Since I would be picking Q up from school at the end of lunch we packed what we needed the night before. I gathered our preparedness kit, which we also use for traveling since it has supplies for any contingency, the clipboard with our log book, and my questions. Q wanted the iPad to play games or watch movies during the 90 minute drive and she put a notebook in her bag.
After our appointment Q asked if she could go talk to a girl that was in the waiting room while I scheduled our next appointment. This is the first time we’ve seen a kid at this office (this is only our second visit and they just added the pediatric endocrinologist to the practice).
When I came over, the girl was putting her supplies back into the lunch box that she uses to carry her supplies. Q said, “Let me organize that for you.” She proceeded to stack everything just so and put it all back in. (Which proves that she’s my child more than you know!)
I told Q that she should show the girl her supply bag and how we have it organized. Q wanted her snack so she tested her blood sugar while I peeled the clementine I had brought for her. (I was thankful that it was 145 since we showing others.) I asked the girl, who uses an insulin pen, if she would like to see how I give Q insulin with a pump.
Look, I’m telling it that Q is having 9 carbs. Look, it did all the math for us. Look, I’m pushing the button to start insulin delivery. Look, it’s giving her insulin right now. Q, do you feel it when you get insulin? No. See, insulin with having an injection.
We explained how the insulin pump works and how for every 15 shots that this girl gets, Q has only one pump change. The mom said she was going to take the CDE up on her offer to teach her more about pumps.
(And I’m not saying that the insulin pump is right for every family or every child, but it has given Q so much more freedom and it’s much easier for us from a caregiver perspective.)
Since we had a long drive home, Q hugged the girl, we said our good bye’s and hit the road. Q wanted breakfast for dinner since that’s our tradition, but there isn’t a Denny’s between the new endo and our town. Instead we stopped at Cracker Barrel (come back Friday to hear THAT story!).

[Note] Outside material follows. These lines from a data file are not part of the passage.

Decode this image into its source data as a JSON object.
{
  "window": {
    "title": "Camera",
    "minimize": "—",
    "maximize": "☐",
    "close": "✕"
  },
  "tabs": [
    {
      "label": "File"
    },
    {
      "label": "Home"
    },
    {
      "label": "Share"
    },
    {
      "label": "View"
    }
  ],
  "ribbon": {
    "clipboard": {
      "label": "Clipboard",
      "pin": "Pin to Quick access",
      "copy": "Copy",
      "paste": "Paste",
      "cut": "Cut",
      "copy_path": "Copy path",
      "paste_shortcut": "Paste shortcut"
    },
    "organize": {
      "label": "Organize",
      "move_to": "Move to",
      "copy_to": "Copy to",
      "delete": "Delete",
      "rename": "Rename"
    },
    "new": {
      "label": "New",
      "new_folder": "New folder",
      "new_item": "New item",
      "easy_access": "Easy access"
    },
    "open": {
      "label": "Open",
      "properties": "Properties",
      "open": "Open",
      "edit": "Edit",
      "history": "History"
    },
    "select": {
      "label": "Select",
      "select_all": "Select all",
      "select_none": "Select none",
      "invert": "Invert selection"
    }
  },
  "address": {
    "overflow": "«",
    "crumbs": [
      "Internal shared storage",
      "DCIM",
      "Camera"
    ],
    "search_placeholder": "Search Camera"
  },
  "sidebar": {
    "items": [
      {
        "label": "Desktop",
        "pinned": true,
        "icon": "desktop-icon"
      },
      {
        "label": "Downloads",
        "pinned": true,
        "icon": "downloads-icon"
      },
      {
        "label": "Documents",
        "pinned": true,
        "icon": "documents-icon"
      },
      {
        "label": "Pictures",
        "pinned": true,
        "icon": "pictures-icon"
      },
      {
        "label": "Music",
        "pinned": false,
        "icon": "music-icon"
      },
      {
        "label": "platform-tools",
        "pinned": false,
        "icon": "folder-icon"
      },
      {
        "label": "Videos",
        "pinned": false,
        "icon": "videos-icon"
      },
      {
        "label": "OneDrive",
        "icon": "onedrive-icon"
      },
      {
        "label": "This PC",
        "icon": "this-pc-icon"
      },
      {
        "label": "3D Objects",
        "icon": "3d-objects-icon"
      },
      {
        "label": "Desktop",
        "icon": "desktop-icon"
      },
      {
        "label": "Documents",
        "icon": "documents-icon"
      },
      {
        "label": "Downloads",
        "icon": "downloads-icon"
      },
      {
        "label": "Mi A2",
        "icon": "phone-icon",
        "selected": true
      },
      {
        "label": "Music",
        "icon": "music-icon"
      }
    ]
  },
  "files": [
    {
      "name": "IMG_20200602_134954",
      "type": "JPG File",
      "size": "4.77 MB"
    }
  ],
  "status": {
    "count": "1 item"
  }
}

Our waitress saw Q checking her blood sugar (125!) and said that she was recently diagnosed with type 1 diabetes and that her mom was recently diagnosed type 2. She asked about the meter and I told her that it was a pump. She had never heard of the pump before.
We went through our spiel about how it works just as we had earlier in the day. Throughout the meal we chatted off and on with the waitress about diabetes-related things. She said she was going to ask her endocrinologist about the pump because she is having a hard time with her NPH and regular treatment (wild fluctuations in blood sugars).
As we got up from the table, Q hugged our waitress tightly and skipped off to the gift shop.
Just another day in the life of a young diabetes advocate.